Psychiatric disorders are common among male remand prisoners, many of whom have a serious mental illness, researchers said today.

At one prison, Durham, only a fraction of inmates with a mental disorder were recognised as being ill by medical staff, the researchers found.

A study covering 13 adult men's prisons and three young offenders' institutions in England and Wales diagnosed psychiatric disorder in 63% of the remand inmates. Substance misuse accounted for 38% of these cases.

Writing in the British Medical Journal, doctors from the London Institute of Psychiatry concluded: "Extrapolation of our results suggest that the remand population as a whole probably contains about 680 men who need transfer to hospital for psychiatric treatment, including about 380 prisoners with serious mental illness."

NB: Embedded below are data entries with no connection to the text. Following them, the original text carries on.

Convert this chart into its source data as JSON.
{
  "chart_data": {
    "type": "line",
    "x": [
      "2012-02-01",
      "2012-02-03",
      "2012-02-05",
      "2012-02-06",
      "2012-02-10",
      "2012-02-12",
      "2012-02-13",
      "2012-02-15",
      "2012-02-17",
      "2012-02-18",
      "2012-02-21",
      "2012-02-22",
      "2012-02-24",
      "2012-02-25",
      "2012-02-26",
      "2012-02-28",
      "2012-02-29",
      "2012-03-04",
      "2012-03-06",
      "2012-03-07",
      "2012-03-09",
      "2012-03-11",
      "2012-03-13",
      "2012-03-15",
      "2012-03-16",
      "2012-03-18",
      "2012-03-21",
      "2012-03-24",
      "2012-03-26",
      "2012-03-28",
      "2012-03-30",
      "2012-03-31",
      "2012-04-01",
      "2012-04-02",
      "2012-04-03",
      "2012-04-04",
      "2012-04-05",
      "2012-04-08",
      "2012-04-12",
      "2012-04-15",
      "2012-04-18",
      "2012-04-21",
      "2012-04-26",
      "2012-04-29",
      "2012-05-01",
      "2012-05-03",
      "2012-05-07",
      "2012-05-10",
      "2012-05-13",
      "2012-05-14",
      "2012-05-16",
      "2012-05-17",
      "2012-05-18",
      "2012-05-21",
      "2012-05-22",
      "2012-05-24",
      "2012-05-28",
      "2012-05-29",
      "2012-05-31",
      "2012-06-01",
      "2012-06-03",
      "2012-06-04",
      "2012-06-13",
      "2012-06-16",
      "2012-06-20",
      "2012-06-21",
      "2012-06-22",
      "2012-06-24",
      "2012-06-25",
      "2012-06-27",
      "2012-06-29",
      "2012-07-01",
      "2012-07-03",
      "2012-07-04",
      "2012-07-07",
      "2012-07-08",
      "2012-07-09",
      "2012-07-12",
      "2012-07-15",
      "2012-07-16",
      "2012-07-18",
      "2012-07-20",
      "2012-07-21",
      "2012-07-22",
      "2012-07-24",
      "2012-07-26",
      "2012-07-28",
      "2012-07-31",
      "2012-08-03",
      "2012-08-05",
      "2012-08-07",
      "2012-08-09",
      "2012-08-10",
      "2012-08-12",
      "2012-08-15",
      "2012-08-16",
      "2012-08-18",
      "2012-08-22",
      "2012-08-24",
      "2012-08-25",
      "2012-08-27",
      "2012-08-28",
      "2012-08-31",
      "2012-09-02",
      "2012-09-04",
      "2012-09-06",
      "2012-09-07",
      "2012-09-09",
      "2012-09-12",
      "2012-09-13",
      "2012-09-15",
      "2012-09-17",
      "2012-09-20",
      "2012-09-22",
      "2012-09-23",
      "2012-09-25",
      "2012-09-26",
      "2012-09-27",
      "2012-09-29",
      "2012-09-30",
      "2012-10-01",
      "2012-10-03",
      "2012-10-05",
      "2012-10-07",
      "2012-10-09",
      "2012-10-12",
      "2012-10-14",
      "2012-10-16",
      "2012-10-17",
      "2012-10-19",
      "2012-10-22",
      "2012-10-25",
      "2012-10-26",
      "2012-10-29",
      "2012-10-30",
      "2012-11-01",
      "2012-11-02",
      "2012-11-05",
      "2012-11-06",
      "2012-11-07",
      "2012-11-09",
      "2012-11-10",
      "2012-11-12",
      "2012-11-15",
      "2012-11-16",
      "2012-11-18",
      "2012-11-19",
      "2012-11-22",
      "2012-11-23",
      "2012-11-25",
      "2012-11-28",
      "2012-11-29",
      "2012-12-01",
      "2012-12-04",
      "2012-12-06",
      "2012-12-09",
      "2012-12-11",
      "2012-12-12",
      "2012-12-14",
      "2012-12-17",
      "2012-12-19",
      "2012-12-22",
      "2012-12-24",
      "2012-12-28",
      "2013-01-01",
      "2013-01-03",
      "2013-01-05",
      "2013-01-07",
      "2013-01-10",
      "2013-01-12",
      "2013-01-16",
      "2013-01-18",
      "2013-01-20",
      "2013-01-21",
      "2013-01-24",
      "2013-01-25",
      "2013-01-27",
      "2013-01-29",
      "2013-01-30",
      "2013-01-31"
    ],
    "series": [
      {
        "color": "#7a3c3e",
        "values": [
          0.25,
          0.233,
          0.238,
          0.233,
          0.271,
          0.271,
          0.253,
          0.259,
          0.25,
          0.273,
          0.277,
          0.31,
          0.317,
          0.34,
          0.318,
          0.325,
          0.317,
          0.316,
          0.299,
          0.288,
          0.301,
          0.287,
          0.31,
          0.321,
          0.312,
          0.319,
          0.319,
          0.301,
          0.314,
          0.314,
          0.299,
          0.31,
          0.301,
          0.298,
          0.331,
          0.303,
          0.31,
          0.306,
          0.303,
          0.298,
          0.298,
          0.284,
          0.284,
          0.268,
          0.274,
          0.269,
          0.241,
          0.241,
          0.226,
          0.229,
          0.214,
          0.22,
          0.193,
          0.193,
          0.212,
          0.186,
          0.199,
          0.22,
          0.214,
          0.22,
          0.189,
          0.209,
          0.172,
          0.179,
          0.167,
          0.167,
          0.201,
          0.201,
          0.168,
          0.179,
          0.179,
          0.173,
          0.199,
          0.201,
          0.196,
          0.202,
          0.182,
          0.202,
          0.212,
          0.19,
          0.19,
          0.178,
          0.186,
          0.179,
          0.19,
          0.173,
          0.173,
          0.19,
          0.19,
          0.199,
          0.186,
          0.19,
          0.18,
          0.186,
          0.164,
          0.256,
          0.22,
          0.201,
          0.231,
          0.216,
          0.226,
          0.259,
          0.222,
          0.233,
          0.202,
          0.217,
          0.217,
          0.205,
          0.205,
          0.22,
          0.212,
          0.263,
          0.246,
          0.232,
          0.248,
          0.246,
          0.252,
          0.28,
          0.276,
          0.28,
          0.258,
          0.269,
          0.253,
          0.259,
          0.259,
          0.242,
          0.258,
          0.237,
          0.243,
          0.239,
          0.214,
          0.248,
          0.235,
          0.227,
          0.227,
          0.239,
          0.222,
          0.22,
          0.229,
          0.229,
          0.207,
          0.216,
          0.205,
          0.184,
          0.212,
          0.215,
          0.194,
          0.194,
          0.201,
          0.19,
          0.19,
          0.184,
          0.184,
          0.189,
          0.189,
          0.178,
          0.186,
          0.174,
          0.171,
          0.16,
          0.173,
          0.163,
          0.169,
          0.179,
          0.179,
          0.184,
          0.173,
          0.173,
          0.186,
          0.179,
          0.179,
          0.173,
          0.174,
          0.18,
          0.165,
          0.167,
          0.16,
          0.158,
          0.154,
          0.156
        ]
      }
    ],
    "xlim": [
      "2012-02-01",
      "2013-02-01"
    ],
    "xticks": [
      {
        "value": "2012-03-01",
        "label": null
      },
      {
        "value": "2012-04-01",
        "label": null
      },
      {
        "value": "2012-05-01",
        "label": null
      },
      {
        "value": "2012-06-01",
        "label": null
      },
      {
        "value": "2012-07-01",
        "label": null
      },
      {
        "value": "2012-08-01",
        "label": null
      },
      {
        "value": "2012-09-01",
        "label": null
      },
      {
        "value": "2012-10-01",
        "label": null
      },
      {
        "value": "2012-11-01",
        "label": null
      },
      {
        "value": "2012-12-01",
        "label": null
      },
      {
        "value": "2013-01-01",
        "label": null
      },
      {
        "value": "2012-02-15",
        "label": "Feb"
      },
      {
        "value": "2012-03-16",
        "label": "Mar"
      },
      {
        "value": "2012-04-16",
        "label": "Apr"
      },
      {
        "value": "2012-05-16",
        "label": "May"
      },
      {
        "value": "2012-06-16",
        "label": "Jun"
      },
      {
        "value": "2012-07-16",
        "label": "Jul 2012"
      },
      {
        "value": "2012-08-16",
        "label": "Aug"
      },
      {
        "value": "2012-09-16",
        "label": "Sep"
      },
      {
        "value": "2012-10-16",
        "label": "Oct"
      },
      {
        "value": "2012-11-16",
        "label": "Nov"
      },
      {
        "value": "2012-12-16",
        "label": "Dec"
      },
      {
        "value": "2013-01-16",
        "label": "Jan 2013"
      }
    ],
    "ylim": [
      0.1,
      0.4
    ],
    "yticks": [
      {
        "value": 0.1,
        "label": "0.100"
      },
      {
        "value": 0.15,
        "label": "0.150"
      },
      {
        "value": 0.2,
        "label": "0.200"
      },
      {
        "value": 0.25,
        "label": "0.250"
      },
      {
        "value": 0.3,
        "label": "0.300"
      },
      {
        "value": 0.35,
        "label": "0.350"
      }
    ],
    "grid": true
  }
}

Psychoses - disorders like schizophrenia which prevent sufferers thinking rationally - were present in the prisoners at four or five times the level found in the general population.

The authors judged that 9% of the men in the study needed transfer to an NHS psychiatric bed outside prison.

The findings were backed up by the results of a second study, also published in the BMJ, which focused on Durham prison.

It showed that more than a quarter of male remand prisoners admitted to the jail had a serious mental disorder, but only a fraction were recognised by the prison medical staff.

Researchers from the Department of Forensic Psychiatry, University of Newcastle upon Tyne, identified 148 men as having one or more mental disorders on entering prison on remand.

Of these, only 34 had been identified by the prison reception screening as having mental disorders. Just six of the 24 men identified by the researchers as having acute psychosis were picked out by prison screening.

The researchers said only two fifths of remand prisoners who needed urgent psychiatric treatment were admitted to the prison hospital.

They added: "Not only is the prevalence of mental disorder, in particular severe mental illness, high in this population, but the numbers identified at reception are low and subsequent management in prison is poor."